SDT-6D: Fully Sparse Depth-Transformer for Staged End-to-End 6D Pose Estimation in Industrial Multi-View Bin Picking
Nico Leuze, Maximilian Hoh, Samed Doğan, Nicolas R. -Peña, Alfred Schoettl
TL;DR
This work tackles robust 6D pose estimation in cluttered industrial bin-picking by proposing SDT-6D, a fully sparse, depth-only, multi-view framework.
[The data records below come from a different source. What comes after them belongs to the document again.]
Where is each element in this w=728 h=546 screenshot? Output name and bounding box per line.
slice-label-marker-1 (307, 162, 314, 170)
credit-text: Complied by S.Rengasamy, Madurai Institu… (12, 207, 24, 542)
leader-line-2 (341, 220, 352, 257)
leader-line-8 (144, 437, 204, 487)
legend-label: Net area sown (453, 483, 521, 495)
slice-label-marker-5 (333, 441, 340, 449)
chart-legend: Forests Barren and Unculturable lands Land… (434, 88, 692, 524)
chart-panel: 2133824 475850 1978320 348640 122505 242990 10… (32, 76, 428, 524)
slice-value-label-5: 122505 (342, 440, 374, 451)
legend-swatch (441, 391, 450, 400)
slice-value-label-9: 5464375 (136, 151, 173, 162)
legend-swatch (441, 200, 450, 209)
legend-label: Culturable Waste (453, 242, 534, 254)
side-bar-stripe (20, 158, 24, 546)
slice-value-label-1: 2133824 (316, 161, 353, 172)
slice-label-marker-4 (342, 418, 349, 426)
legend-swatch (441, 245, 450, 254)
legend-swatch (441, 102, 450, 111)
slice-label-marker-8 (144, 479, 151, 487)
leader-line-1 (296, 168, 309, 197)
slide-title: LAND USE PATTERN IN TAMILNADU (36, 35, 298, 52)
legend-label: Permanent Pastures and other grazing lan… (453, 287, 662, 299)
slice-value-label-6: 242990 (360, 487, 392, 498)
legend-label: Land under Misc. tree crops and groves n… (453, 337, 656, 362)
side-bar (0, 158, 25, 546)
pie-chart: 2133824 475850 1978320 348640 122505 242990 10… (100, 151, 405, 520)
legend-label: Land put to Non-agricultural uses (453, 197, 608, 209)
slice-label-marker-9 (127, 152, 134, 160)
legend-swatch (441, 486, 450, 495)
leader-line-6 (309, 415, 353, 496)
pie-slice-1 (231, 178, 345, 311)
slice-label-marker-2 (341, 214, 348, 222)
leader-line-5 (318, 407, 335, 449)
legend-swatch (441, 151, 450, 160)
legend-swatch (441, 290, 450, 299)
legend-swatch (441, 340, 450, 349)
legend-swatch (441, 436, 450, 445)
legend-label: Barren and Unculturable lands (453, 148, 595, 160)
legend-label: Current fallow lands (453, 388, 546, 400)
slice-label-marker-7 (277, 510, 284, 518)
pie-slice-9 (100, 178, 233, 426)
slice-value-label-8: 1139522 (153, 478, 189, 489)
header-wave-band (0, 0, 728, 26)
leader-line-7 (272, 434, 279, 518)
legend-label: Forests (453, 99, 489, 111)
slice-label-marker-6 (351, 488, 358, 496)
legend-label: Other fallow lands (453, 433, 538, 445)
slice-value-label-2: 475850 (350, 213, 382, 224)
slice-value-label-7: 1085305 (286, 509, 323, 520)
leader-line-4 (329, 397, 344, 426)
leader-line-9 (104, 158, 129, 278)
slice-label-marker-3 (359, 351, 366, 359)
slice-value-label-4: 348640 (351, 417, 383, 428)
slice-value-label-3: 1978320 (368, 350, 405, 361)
It fuses depth maps into either a fine-grained point cloud or a sparse TSDF, then uses a staged RoI and objectness heatmap, plus a density-aware sparse transformer, to focus computation on foreground regions; a novel per-voxel voting head yields simultaneous poses for multiple objects, refined by ICP. Key contributions include a fully sparse 3D representation, a two-stage heatmap mechanism, a dual-branch sparse transformer, and a per-voxel voting strategy that scales to arbitrary object counts while preserving high geometric fidelity. The approach achieves competitive results on IPD and MV-YCB-SymMovCam, demonstrating strong performance in highly cluttered, multi-view bin-picking scenarios and highlighting the practicality of depth-only, scene-adaptive 6D pose estimation with efficient memory use.
Abstract
Accurately recovering 6D poses in densely packed industrial bin-picking environments remain a serious challenge, owing to occlusions, reflections, and textureless parts. We introduce a holistic depth-only 6D pose estimation approach that fuses multi-view depth maps into either a fine-grained 3D point cloud in its vanilla version, or a sparse Truncated Signed Distance Field (TSDF). At the core of our framework lies a staged heatmap mechanism that yields scene-adaptive attention priors across different resolutions, steering computation toward foreground regions, thus keeping memory requirements at high resolutions feasible. Along, we propose a density-aware sparse transformer block that dynamically attends to (self-) occlusions and the non-uniform distribution of 3D data. While sparse 3D approaches has proven effective for long-range perception, its potential in close-range robotic applications remains underexplored. Our framework operates fully sparse, enabling high-resolution volumetric representations to capture fine geometric details crucial for accurate pose estimation in clutter. Our method processes the entire scene integrally, predicting the 6D pose via a novel per-voxel voting strategy, allowing simultaneous pose predictions for an arbitrary number of target objects. We validate our method on the recently published IPD and MV-YCB multi-view datasets, demonstrating competitive performance in heavily cluttered industrial and household bin picking scenarios.